Justice Keane said council officials had become "myopically" fixated on heritage issues and almost ignored the design of the tower block, which would be almost as high as the 40-level Metropolis apartments.
He said that "even a cursory glance at the plans and elevations ... suggests at once that it is the tower block by its sheer mass and height, which will define this building from the street.
"Yet this reality is not remarked on, except in passing, in any documents that council's committee was given to consider. Nor were its implications under the design criteria spelt out."
Justice Keane rejected Auckland City's argument that it could not set out rules on design.
He said a purpose of the act was to enable people and communities to provide for their social, economic and cultural wellbeing.

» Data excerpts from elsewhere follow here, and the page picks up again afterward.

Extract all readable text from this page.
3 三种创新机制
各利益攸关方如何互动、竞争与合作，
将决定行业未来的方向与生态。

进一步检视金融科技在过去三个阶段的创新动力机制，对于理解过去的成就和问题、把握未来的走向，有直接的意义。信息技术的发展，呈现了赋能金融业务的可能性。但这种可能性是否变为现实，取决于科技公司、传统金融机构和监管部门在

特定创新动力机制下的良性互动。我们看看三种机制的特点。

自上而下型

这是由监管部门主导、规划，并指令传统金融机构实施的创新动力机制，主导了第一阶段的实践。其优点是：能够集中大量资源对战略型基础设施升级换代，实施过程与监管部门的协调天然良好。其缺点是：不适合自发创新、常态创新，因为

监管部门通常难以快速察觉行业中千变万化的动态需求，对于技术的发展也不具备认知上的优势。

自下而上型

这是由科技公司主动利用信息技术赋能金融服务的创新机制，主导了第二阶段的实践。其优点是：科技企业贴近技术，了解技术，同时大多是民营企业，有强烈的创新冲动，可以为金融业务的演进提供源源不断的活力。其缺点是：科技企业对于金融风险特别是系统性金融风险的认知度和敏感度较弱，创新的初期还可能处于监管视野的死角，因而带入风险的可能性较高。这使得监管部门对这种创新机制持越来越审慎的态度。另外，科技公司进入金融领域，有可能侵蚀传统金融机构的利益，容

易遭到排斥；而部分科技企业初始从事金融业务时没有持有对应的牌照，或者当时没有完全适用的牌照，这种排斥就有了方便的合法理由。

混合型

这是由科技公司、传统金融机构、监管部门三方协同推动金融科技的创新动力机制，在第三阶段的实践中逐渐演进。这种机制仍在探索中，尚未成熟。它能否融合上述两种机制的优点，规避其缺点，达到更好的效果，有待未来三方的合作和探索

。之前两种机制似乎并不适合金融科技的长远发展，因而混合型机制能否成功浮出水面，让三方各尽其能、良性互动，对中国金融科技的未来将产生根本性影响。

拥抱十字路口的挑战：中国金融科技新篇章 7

Therefore, aesthetics were "an indispensable concern in every planning regime and for every consent authority."
The decision is a victory for urban design lobby group Urban Auckland, which had sought a judicial review of the August 2003 resource consent. The group contended that the specialist council report into this development - on one of the most central, public, historic, prominent and visible locations in urban New Zealand - had devoted just three paragraphs to the design of the tower block.
Spokesman Don McRae said it was a landmark decision that was desperately needed.
Auckland City planning director Dr Jill McPherson welcomed the decision, saying it allowed the council to give more weight to urban design issues - a key goal for Mayor Dick Hubbard and the new council.
Dr McPherson said the council had been unsure of the legal status of its urban design panel, set up last year to vet and improve the architecture of new central city buildings. It could now use the panel with more confidence.
"The Resource Management Act doesn't state urban design as an issue that we can look at. We have been advocating to Government that urban design go into revisions under way at the moment because we didn't think it was strong enough."
Dr McPherson said the council asked developer Paul Doole to submit the apartment tower to the urban design panel but he declined.
Speaking from Australia yesterday, Mr Doole said he would be reviewing "all paths" for the project.
He did not wish to make any other comment on the the future of the apartment tower, which involved restoring the historic Spanish mission-style theatre built in 1928, exposing an obscured tower covered by claddings since the 1950s and demolishing the former Odeon/Regent/Westend picture theatre buildings.